Изменить размер шрифта - +

 

Выходит к Верхнему почти затемно. И не понимает, где она?! Где село? Сожженные дома. Пустые амбары. Никого.

Дом Семёна, наполовину сгоревший. И пустой. Выстуженный и пустой. Двери хлева, где прежде рядом с единственной коровой стояла ее старая лошадь Маркиза, нараспашку. Ветер гоняет их туда-сюда. Анна входит, нащупав в кармане спички и свечку, которую на всякий случай положила себе в карман. В хлеву темно. Замерзшими руками пытается зажечь отсыревшие в промокшем пальто спички. Не получается. Спотыкается обо что-то громоздкое на полу, едва удерживается на ногах, снова пытается зажечь спички и свечку. Наконец получается, свеча разгорается тусклым светом, и Анна может разглядеть, обо что споткнулась.

Труп лошади… Маркизы… Почти один скелет от нее остался. Анна водит свечкой с разных сторон. Кожа обтянула ребра, кроме ребер ничего не осталось. Лошадь сдохла от голода.

Анна садится на оставшуюся в хлеву солому и плачет.

Плачет над старой клячей Маркизой. Над своей жизнью плачет. Над безнадежностью. Нет Маркизы. Не на чем Семёну ее домой отвезти. И Семёна нет. Где его в выжженной пустой деревне искать? Нет Семёна. Значит, продукты ей никто не отдаст. Нет продуктов. Не на что больше рассчитывать.

И людей нет. И села нет.

Только слезы есть. Душащие ее слезы. Над останками Маркизы рыдает в голос, как не рыдала даже над Антипкой, сдерживаясь при девочках. Рыдает. Кричит на всё пустое, вытоптанное, умерщвленное село:

– Господи! За что?! За что нам все это, Господи?! Прости и помилуй, Господи! За что? – Криком кричит. Криком. Гулким эхом, разносящимся над оставшимися остовами домов.

В дверь заглядывает старуха. Беззубая. Седая.

– До Семёна, барышня, изволите?

Анна только судорожно кивает, не в силах успокоиться. Вошедшую в слабом свете свечи видно плохо, она старуху не знает. Никогда прежде не видела.

– Семёна ишо прошлые порешили, – беззубым ртом шепчет старуха и едва выговаривает: – Враглеры…

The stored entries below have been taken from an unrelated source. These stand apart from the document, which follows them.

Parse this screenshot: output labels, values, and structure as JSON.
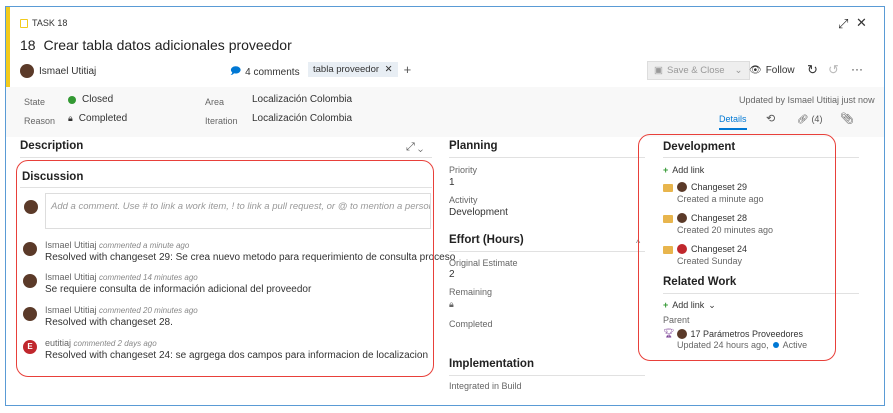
{
  "header": {
    "type_label": "TASK 18",
    "id": "18",
    "title": "Crear tabla datos adicionales proveedor",
    "assignee": "Ismael Utitiaj",
    "comments": "4 comments",
    "tag": "tabla proveedor",
    "save_label": "Save & Close",
    "follow_label": "Follow"
  },
  "fields": {
    "state_label": "State",
    "state_value": "Closed",
    "reason_label": "Reason",
    "reason_value": "Completed",
    "area_label": "Area",
    "area_value": "Localización Colombia",
    "iteration_label": "Iteration",
    "iteration_value": "Localización Colombia",
    "updated_by": "Updated by Ismael Utitiaj just now"
  },
  "tabs": {
    "details": "Details",
    "links": "(4)"
  },
  "description": {
    "title": "Description"
  },
  "discussion": {
    "title": "Discussion",
    "placeholder": "Add a comment. Use # to link a work item, ! to link a pull request, or @ to mention a person.",
    "comments": [
      {
        "author": "Ismael Utitiaj",
        "time": "commented a minute ago",
        "text": "Resolved with changeset 29: Se crea nuevo metodo para requerimiento de consulta proceso"
      },
      {
        "author": "Ismael Utitiaj",
        "time": "commented 14 minutes ago",
        "text": "Se requiere consulta de información adicional del proveedor"
      },
      {
        "author": "Ismael Utitiaj",
        "time": "commented 20 minutes ago",
        "text": "Resolved with changeset 28."
      },
      {
        "author": "eutitiaj",
        "time": "commented 2 days ago",
        "text": "Resolved with changeset 24: se agrgega dos campos para informacion de localizacion",
        "initial": "E"
      }
    ]
  },
  "planning": {
    "title": "Planning",
    "priority_label": "Priority",
    "priority_value": "1",
    "activity_label": "Activity",
    "activity_value": "Development"
  },
  "effort": {
    "title": "Effort (Hours)",
    "original_label": "Original Estimate",
    "original_value": "2",
    "remaining_label": "Remaining",
    "completed_label": "Completed"
  },
  "implementation": {
    "title": "Implementation",
    "integrated_label": "Integrated in Build"
  },
  "development": {
    "title": "Development",
    "add_link": "Add link",
    "items": [
      {
        "name": "Changeset 29",
        "sub": "Created a minute ago"
      },
      {
        "name": "Changeset 28",
        "sub": "Created 20 minutes ago"
      },
      {
        "name": "Changeset 24",
        "sub": "Created Sunday"
      }
    ]
  },
  "related": {
    "title": "Related Work",
    "add_link": "Add link",
    "parent_label": "Parent",
    "parent_item": "17 Parámetros Proveedores",
    "parent_updated": "Updated 24 hours ago,",
    "parent_state": "Active"
  },
  "colors": {
    "accent": "#f2cb1d",
    "link_blue": "#0078d4",
    "closed_green": "#339933",
    "highlight_red": "#e8403a"
  }
}
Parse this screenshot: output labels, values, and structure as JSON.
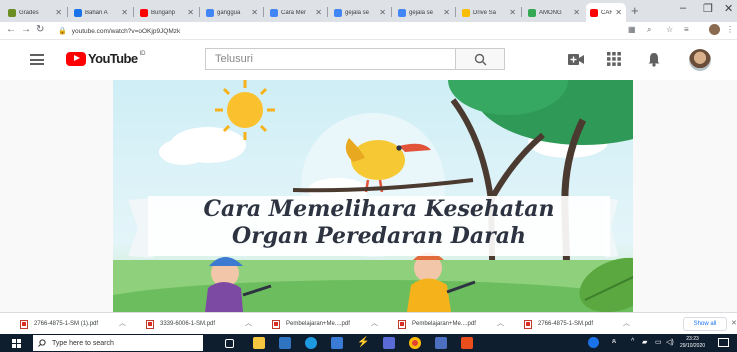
{
  "browser": {
    "tabs": [
      {
        "label": "Grades",
        "favicon_color": "#6b8e23"
      },
      {
        "label": "Bahan A",
        "favicon_color": "#1a73e8"
      },
      {
        "label": "Bunganp",
        "favicon_color": "#ff0000"
      },
      {
        "label": "ganggua",
        "favicon_color": "#4285f4"
      },
      {
        "label": "Cara Mer",
        "favicon_color": "#4285f4"
      },
      {
        "label": "gejala se",
        "favicon_color": "#4285f4"
      },
      {
        "label": "gejala se",
        "favicon_color": "#4285f4"
      },
      {
        "label": "Drive Sa",
        "favicon_color": "#fbbc04"
      },
      {
        "label": "AMONG",
        "favicon_color": "#34a853"
      },
      {
        "label": "CAR",
        "favicon_color": "#ff0000"
      }
    ],
    "new_tab_label": "+",
    "url": "youtube.com/watch?v=oOKjp9JQMzk"
  },
  "youtube": {
    "logo_text": "YouTube",
    "region": "ID",
    "search_placeholder": "Telusuri"
  },
  "video": {
    "title_line1": "Cara Memelihara Kesehatan",
    "title_line2": "Organ Peredaran Darah"
  },
  "downloads": {
    "items": [
      {
        "name": "2766-4875-1-SM (1).pdf"
      },
      {
        "name": "3339-6006-1-SM.pdf"
      },
      {
        "name": "Pembelajaran+Me....pdf"
      },
      {
        "name": "Pembelajaran+Me....pdf"
      },
      {
        "name": "2766-4875-1-SM.pdf"
      }
    ],
    "show_all": "Show all"
  },
  "taskbar": {
    "search_placeholder": "Type here to search",
    "time": "23:23",
    "date": "29/10/2020"
  },
  "colors": {
    "youtube_red": "#ff0000",
    "taskbar_bg": "#0f1e2f",
    "link_blue": "#1a73e8"
  }
}
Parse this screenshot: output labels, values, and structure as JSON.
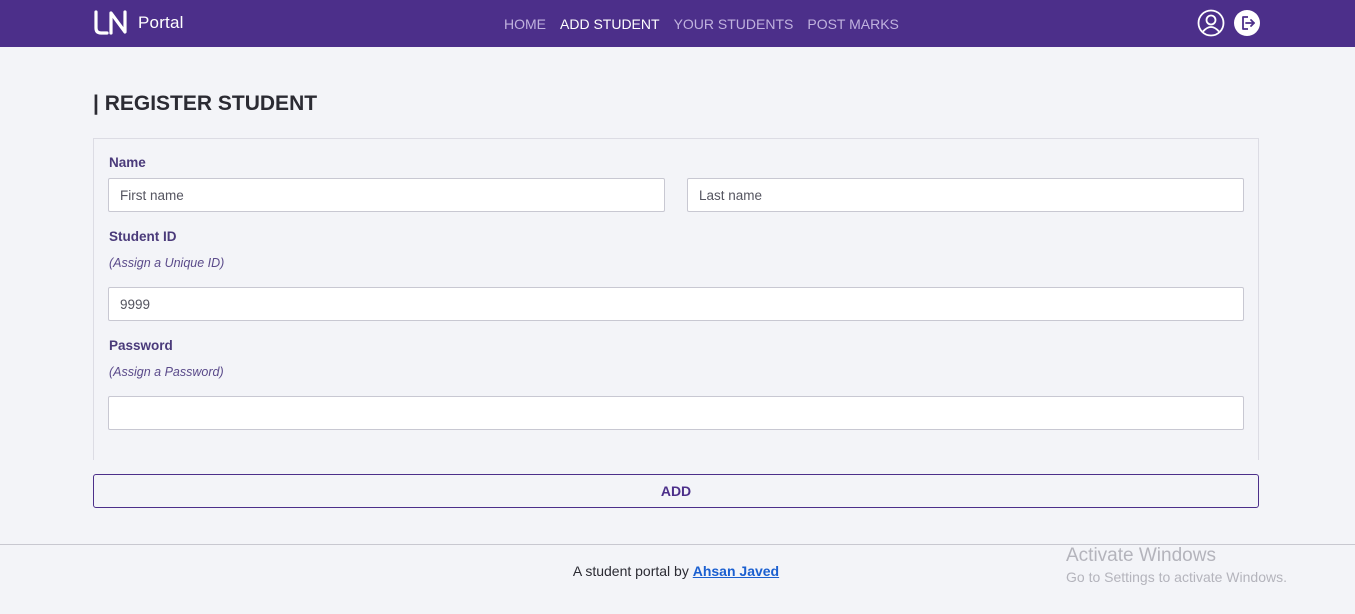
{
  "brand": {
    "logo_text": "LN",
    "name": "Portal"
  },
  "nav": {
    "links": [
      {
        "label": "HOME"
      },
      {
        "label": "ADD STUDENT"
      },
      {
        "label": "YOUR STUDENTS"
      },
      {
        "label": "POST MARKS"
      }
    ],
    "active_index": 1,
    "icons": [
      "user-profile-icon",
      "logout-icon"
    ]
  },
  "page": {
    "title": "| REGISTER STUDENT"
  },
  "form": {
    "name_label": "Name",
    "first_name_placeholder": "First name",
    "first_name_value": "",
    "last_name_placeholder": "Last name",
    "last_name_value": "",
    "student_id_label": "Student ID",
    "student_id_hint": "(Assign a Unique ID)",
    "student_id_placeholder": "9999",
    "student_id_value": "",
    "password_label": "Password",
    "password_hint": "(Assign a Password)",
    "password_value": "",
    "submit_label": "ADD"
  },
  "footer": {
    "text": "A student portal by",
    "author": "Ahsan Javed"
  },
  "watermark": {
    "title": "Activate Windows",
    "subtitle": "Go to Settings to activate Windows."
  },
  "colors": {
    "navbar": "#4c2f8a",
    "nav_link": "#c0b2de",
    "accent": "#4c2f8a",
    "page_bg": "#f3f4f8",
    "footer_link": "#1a5fd0"
  }
}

– Врангелевцы? – догадывается Анна.

– Хто их разбереть. – Старуха тянет к ней руку. – Пишлыть отсель. Неча, барышня, на студёном сидеть. Околеете. – Берет за руку, ведет за собой.

Ветер, снова хлопнувший дверью хлева, задувает свечу. Старуха за руку ведет ее в темноте. Куда ведет?

– Прошлые влястя порешили. С осени. Аккурат ко второму покосу. За пособничество. Семёна и ишо мужиков. Донесли, что красным в тот ихний приход хлеб отдавал. А как не отдать-та! Порешили бы красные! Донес на всех бывшай староста сельский Панкрат. Матери вашей немчура коего старостой поставил.

Старуха знает ее мать и «немчуру», управляющего Франца Карловича. И ее знает. Только Анна старуху не помнит.

– Панкрат, ирод, донес. Всех мужиков в поле постреляли. Дома пострелянных подожгли – едва убегнуть, кто в домах тех был, успели. Припасы, какие враглеры не растащили, Панкрат себе забрал. Так опосля его красные порешили. Что Панкрат со всех дворов в свой амбар свез, всё забрали. Ничо не оставили. Неча сеять было. Да и некому. Не сеялись с осеня. И весной неча сеять будет. – Старуха заводит в небольшой то ли дом, то ли сарай на окраине пустого села. – Людев мало живых. Кто при силе, на работы подались. А мы туточки доживать осталися.

В доме-сарае чуть теплее, чем во дворе. Чуть, но теплее. И светлее.

– Вы, барышня, мокрое скидайте. Обсохните. Не ровен час, захвораете в мокром.

Из сундука старуха достает пуховый платок, холщовую рубаху, ситцевую юбку на резинке и кофту в синий горошек – осенью семнадцатого дочка Семёна Маруська в таких юбке и кофте была.

– Сымайте, в сухое кутайтесь. Сушняка по округе малёк сбирала, подкину в печушку, потеплет.